The recent growth in utility-scale solar projects is especially noteworthy. "This category was all but nonexistent only five years ago, when the residential and commercial sectors accounted for nearly all of the photovoltaic7 [PV] installations," according to the U.S. Energy Information Administration. "While a residential PV system might comprise only a few solar panels and 5 to 20 kilowatts of capacity, utility-scale plants have capacities of 1 megawatt (MW) and above. Utility-scale PV capacity grew from just 70 MW in 2008 to 1,052 MW in 2011. In fact, prior to 2011, the majority of utility-scale solar capacity was concentrating solar technology,8 and not photovoltaic." According to the SEIA, the United States installed 723 megawatts of solar energy in the first quarter of 2013, which accounted for more than 48% of all new electric capacity in the United States the previous quarter. Those installations marked the best first quarter ever for the industry.

Glenn McIsaac, Lord Abbett Research Analyst, U.S. Large and Mid Cap Equity, thinks utility-scale solar (especially PV) will continue to grow in the United States, driven by declining panel prices, a federal tax credit program that remains in place until at least 2016, and state renewable portfolio standards. Even so, solar will likely remain only a small part of the total generation mix, he added.

The Solar Horizon
From an investment perspective, we would caution that the industry remains in the early stages of a recovery, and, therefore, this is still a fragile situation.
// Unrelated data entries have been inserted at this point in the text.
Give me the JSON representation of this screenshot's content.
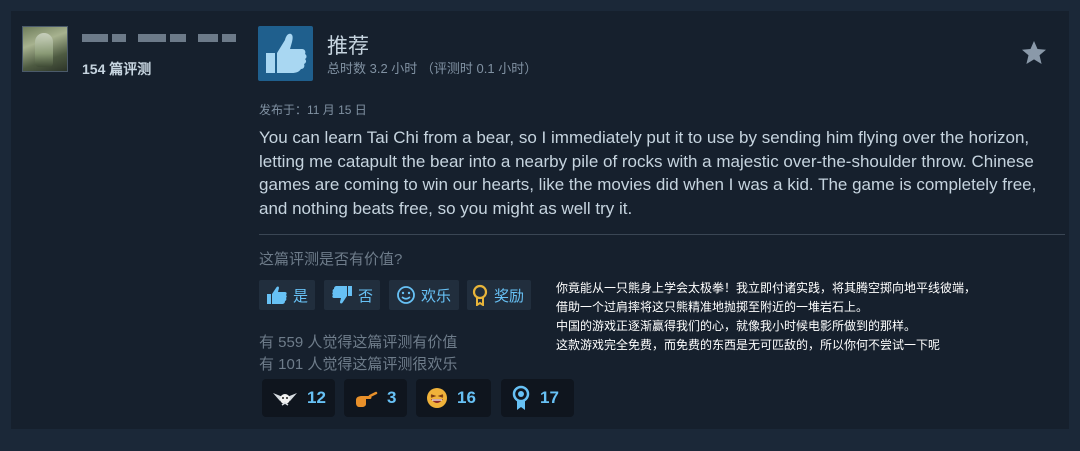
{
  "reviewer": {
    "review_count": "154 篇评测"
  },
  "review": {
    "verdict": "推荐",
    "hours": "总时数 3.2 小时 （评测时 0.1 小时）",
    "posted": "发布于：11 月 15 日",
    "body": "You can learn Tai Chi from a bear, so I immediately put it to use by sending him flying over the horizon, letting me catapult the bear into a nearby pile of rocks with a majestic over-the-shoulder throw. Chinese games are coming to win our hearts, like the movies did when I was a kid. The game is completely free, and nothing beats free, so you might as well try it."
  },
  "feedback": {
    "question": "这篇评测是否有价值?",
    "yes_label": "是",
    "no_label": "否",
    "funny_label": "欢乐",
    "award_label": "奖励",
    "helpful_stat": "有 559 人觉得这篇评测有价值",
    "funny_stat": "有 101 人觉得这篇评测很欢乐"
  },
  "translation": {
    "lines": [
      "你竟能从一只熊身上学会太极拳！我立即付诸实践，将其腾空掷向地平线彼端，",
      "借助一个过肩摔将这只熊精准地抛掷至附近的一堆岩石上。",
      "中国的游戏正逐渐赢得我们的心，就像我小时候电影所做到的那样。",
      "这款游戏完全免费，而免费的东西是无可匹敌的，所以你何不尝试一下呢"
    ]
  },
  "awards": [
    {
      "icon": "winged-award-icon",
      "count": "12"
    },
    {
      "icon": "pointing-hand-icon",
      "count": "3"
    },
    {
      "icon": "laughing-face-icon",
      "count": "16"
    },
    {
      "icon": "medal-icon",
      "count": "17"
    }
  ],
  "colors": {
    "background": "#1b2838",
    "card": "#16202d",
    "accent": "#67c1f5",
    "thumb_box": "#1f5f8d"
  }
}
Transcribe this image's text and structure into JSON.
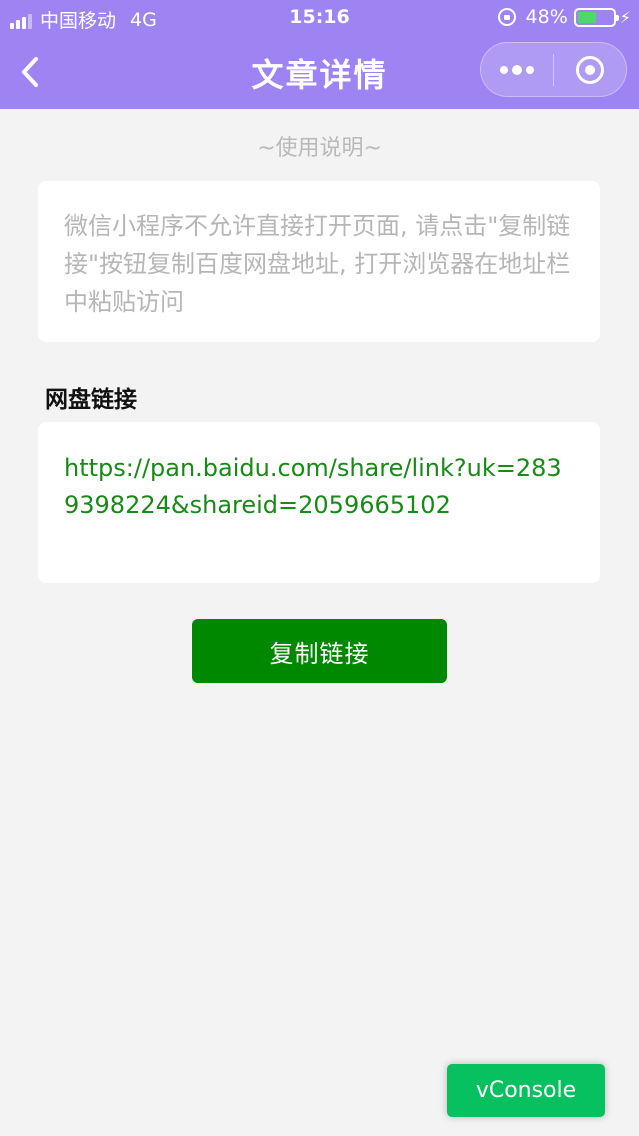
{
  "status_bar": {
    "carrier": "中国移动",
    "network": "4G",
    "time": "15:16",
    "battery_percent": "48%",
    "battery_level": 0.48,
    "icons": [
      "signal-icon",
      "orientation-lock-icon",
      "battery-icon",
      "charging-bolt-icon"
    ]
  },
  "nav": {
    "title": "文章详情",
    "back_icon": "chevron-left-icon",
    "more_icon": "more-dots-icon",
    "close_icon": "target-close-icon"
  },
  "usage": {
    "title": "~使用说明~",
    "notice": "微信小程序不允许直接打开页面, 请点击\"复制链接\"按钮复制百度网盘地址, 打开浏览器在地址栏中粘贴访问"
  },
  "link_section": {
    "title": "网盘链接",
    "url": "https://pan.baidu.com/share/link?uk=2839398224&shareid=2059665102"
  },
  "buttons": {
    "copy_label": "复制链接",
    "vconsole_label": "vConsole"
  },
  "colors": {
    "header_bg": "#9e84f2",
    "page_bg": "#f3f3f3",
    "link_text": "#178a17",
    "copy_button_bg": "#008800",
    "vconsole_bg": "#07c160"
  }
}
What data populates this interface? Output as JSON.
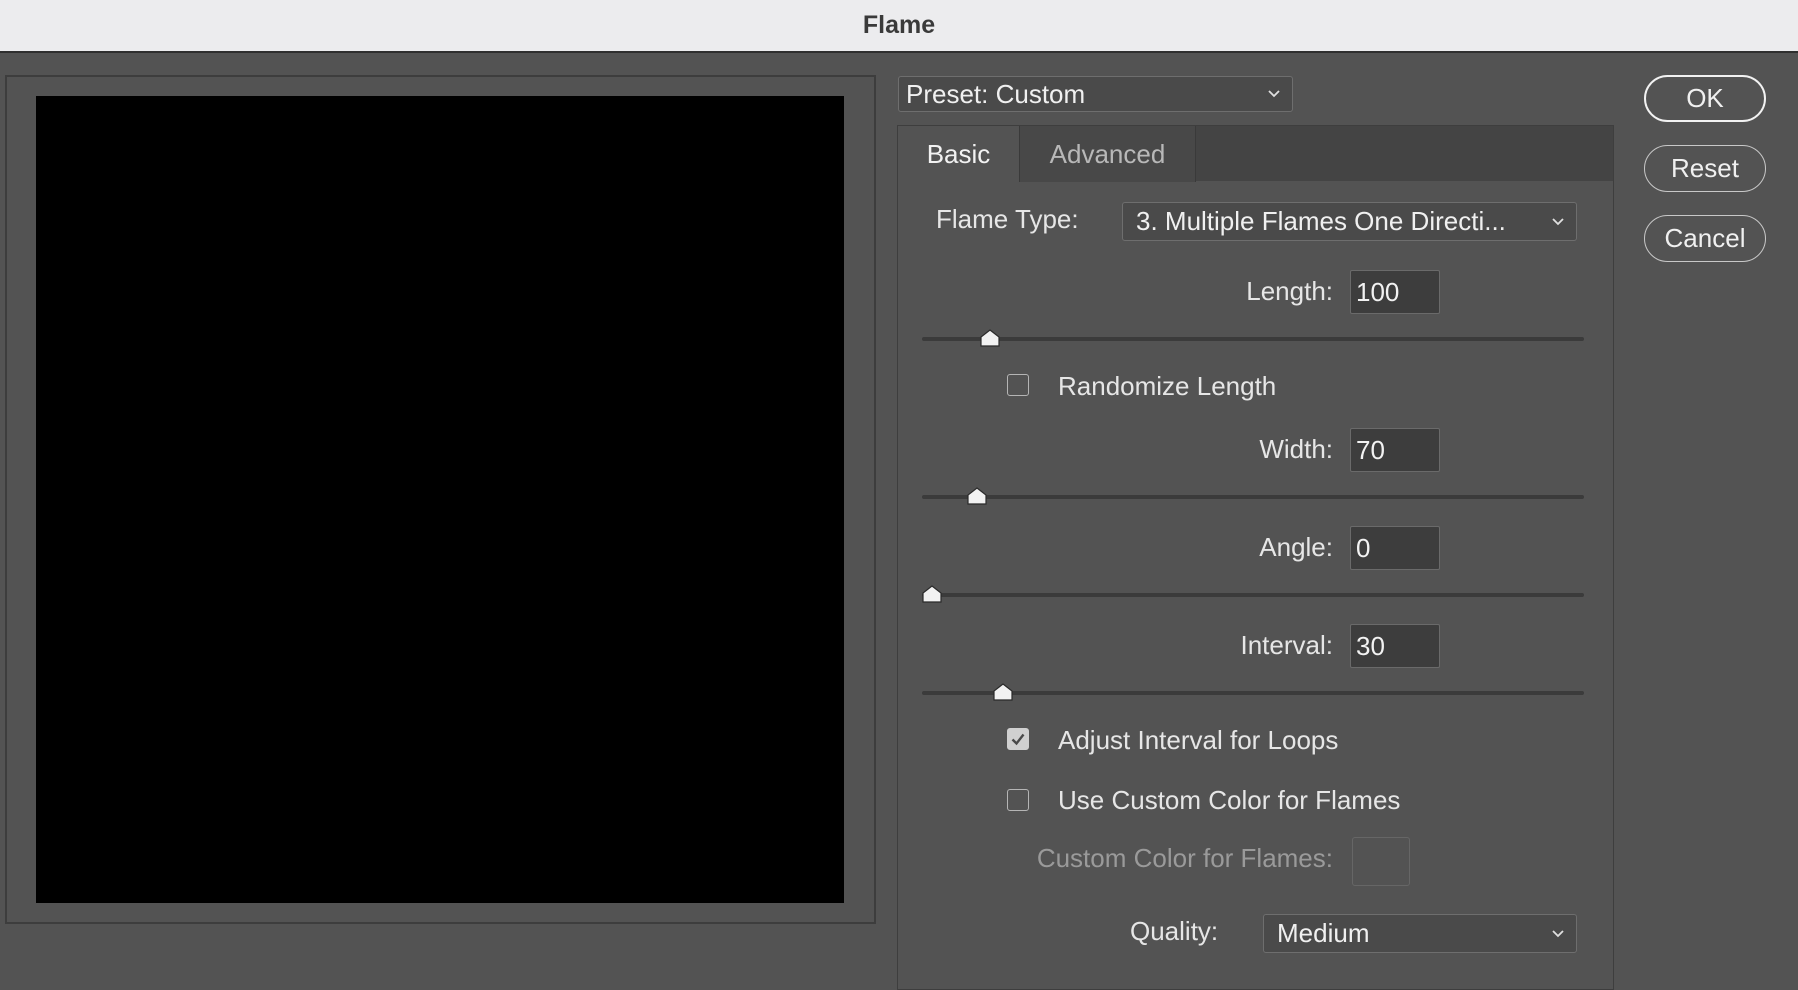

Demand needs to grow and supply needs not to expand too fast. As concerns the latter, one wild card is the question of how long it will take the Chinese market to rebalance.

The bottom line is that we will continue to own solar companies as the recovery ensues and the economics of the business remain healthy.


1 According to the SEIA, the top 20 companies (in terms of on-site solar capacity deployed) are: Walmart, Costco, Kohl's Department Stores, IKEA, Macy's, McGraw-Hill, Johnson & Johnson, Staples, Campbell's Soup, Walgreens, Bed, Bath & Beyond, Toys 'R' Us, General Motors, FedEx, White Rose Foods, Dow Jones, Snyder's of Hanover, ProLogis, Hartz Mountain Industries, and Crayola. Other companies that are significant users of solar include Apple, Bloomberg LP, Del Monte Foods, GE, Google, Intel, JC Penney, Kaiser Permanente, Lackland Storage, Lord & Taylor, L'Oreal USA, Mars Snackfood, US Foods, Stop and Shop, Merck, REI, SAS Institute Inc., and Tiffany & Co.
2 Source: corporate.walmart.com.
3 SEIA, September 12, 2012.
4 "Buffett Holding Makes Big Solar Purchase," CNN, January 3, 2013.
5 "SolarCity and Goldman Sachs Create Largest U.S. Rooftop Solar Lease Finance Program," BusinessWire, May 16, 2013.
6 SEIA, "U.S. Solar Market Insight, 2012 Year in Review."
7 Solar power uses photovoltaic (PV) cells to convert sunlight directly into electricity. When sunlight strikes a PV cell, electrons are dislodged, creating an electrical current.
8 Concentrating solar power (CSP) is a utility-scale renewable energy option for generating electricity that is receiving considerable attention in the southwestern United States and other sunbelts worldwide, according to the U.S. Energy Information Administration. Although many people think of photovoltaic (PV) cells when thinking about solar power, CSP technologies that concentrate sunlight to create heat that can be used to generate electricity are also becoming more popular, the EIA says.